Perhaps the most damning complaint is that there is no suitable top-down entry point for acquainting yourself with design of the API and the extent of its power, no way to understand the goals and constraints of the system or even a clear idea of what exactly it’s modeling.

 

Technorati

http://technorati.com/developers/api/

Positive: Technorati answers the same needs as Digg, but does so with a considerably more elegant (if a bit less flexible) API. In fact, it’s elegant enough that no introductory document is needed, and there are only a handful of methods you need to access its full functionality. Responses are formatted as XML or RSS, and further documentation is provided for setting up custom pings to the service.

Negative: Although the superficial depth of the API makes for swift development, API influence is largely relegated to reading, not manipulating, data. And while a simple system might otherwise lend itself to descriptive structure and resource names, Technorati is not much better at its taxonomy that much more complex APIs.

 

Google Data

http://code.google.com/apis/gdata/

Positive: The Google Data API is difficulty to appraise simply because it’s so diverse. Google Data imposes the governing design for dozens of Google services that each depart from, reduce, or extend the Base API to varying degress. While there is a solid conceptual overview, introductory video, and plenty of examples and framework-specific libraries, the price of admission to Google’s power is study and specialization.

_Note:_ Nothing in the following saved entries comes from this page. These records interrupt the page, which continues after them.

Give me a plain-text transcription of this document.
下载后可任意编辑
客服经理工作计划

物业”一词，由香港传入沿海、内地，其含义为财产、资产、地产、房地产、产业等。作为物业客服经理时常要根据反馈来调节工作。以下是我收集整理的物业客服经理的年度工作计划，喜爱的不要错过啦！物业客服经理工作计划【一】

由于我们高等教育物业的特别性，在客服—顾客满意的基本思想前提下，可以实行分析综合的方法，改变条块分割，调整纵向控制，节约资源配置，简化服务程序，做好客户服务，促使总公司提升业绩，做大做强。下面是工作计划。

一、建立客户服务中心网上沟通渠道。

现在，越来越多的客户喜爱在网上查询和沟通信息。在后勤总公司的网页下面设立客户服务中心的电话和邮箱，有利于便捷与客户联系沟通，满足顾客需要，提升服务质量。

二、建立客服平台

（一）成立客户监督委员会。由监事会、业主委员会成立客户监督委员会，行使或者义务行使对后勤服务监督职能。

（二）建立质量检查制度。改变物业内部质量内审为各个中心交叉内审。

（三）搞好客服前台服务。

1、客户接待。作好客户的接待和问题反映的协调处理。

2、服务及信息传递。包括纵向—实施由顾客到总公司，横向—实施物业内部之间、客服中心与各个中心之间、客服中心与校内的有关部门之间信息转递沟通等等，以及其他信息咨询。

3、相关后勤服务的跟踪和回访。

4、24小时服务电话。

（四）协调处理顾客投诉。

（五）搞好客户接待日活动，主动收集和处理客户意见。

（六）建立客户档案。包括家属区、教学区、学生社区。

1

In addition to the resources mentioned above, Google’s documentation acquits itself well in presenting information on the daunting scope of functionality and flexibility found in its APIs. Progressive disclosure, intuitive taxonomy of services, methods, and overall IA, and concise, consistently formatted documentation are the winning conditions that keep the API accessible and friendly.

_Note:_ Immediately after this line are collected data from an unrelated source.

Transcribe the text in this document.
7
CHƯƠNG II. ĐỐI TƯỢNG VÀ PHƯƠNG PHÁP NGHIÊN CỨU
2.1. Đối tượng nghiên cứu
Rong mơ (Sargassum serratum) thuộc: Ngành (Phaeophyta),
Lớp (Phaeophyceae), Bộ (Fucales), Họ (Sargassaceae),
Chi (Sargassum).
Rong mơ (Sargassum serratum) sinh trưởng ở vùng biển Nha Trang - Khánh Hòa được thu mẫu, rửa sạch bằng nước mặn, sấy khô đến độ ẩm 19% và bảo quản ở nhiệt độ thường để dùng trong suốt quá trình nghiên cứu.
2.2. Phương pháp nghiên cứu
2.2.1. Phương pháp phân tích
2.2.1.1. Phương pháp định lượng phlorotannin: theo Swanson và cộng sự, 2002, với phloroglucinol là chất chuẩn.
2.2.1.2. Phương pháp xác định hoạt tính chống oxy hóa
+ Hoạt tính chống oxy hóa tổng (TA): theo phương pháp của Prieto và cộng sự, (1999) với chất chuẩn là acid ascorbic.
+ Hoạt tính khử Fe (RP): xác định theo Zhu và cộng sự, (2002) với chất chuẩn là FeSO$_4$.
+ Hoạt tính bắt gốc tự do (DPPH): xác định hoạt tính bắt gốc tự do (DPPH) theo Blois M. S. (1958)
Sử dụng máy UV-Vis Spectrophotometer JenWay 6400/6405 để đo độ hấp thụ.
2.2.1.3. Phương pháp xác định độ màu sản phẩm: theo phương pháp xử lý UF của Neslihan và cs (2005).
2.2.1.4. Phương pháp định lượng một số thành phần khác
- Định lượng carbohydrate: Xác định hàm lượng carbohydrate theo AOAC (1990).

Negative: It’s hard to fault google for complexity while understanding the design challenge, and especially in consideration of the fact that large but comparatively smaller APIs than Google (e.g. eBay) fail much more spectaularly at intelligble design and documentation.

 

Netflix

http://developer.netflix.com/docs

Positive: The Netflix API is very RESTful with a convincing explanation (and diagrams) behind how resources are organized and manipulated, and some clever tricks like an “expand” parameter for retrieving associated model data.

Documentation takes an instructional approach, walking through the various aspects of the API with perhaps too much depth at places, a distraction otherwise compensated for by the outstanding layout, formatting, example code, and succinct writing style. The extensive annotated screenshots are well chosen and never seem to clutter your search for information. A more formal reference for the API is available as well, where you’ll find the Netflix design to be quite respectful of RESTful principles. There’s even a lightweight Javascript API for basic Netflix actions.

In fact, the documentation is so excellent, if a little verbose, only because it reflects a tight, descriptive API design. In this case,I don’t mind the API writers erring on the side of explanation because it’s always clear how what you’re reading relates to the API as a whole.

Negative: Netflix stands out among rival APIs, both in thoughtful documentation and technical design. Perhaps its weakest point is the use of OAuth for authentication, considering the added complexity. XML is also the only supported format outside of their Javascript API.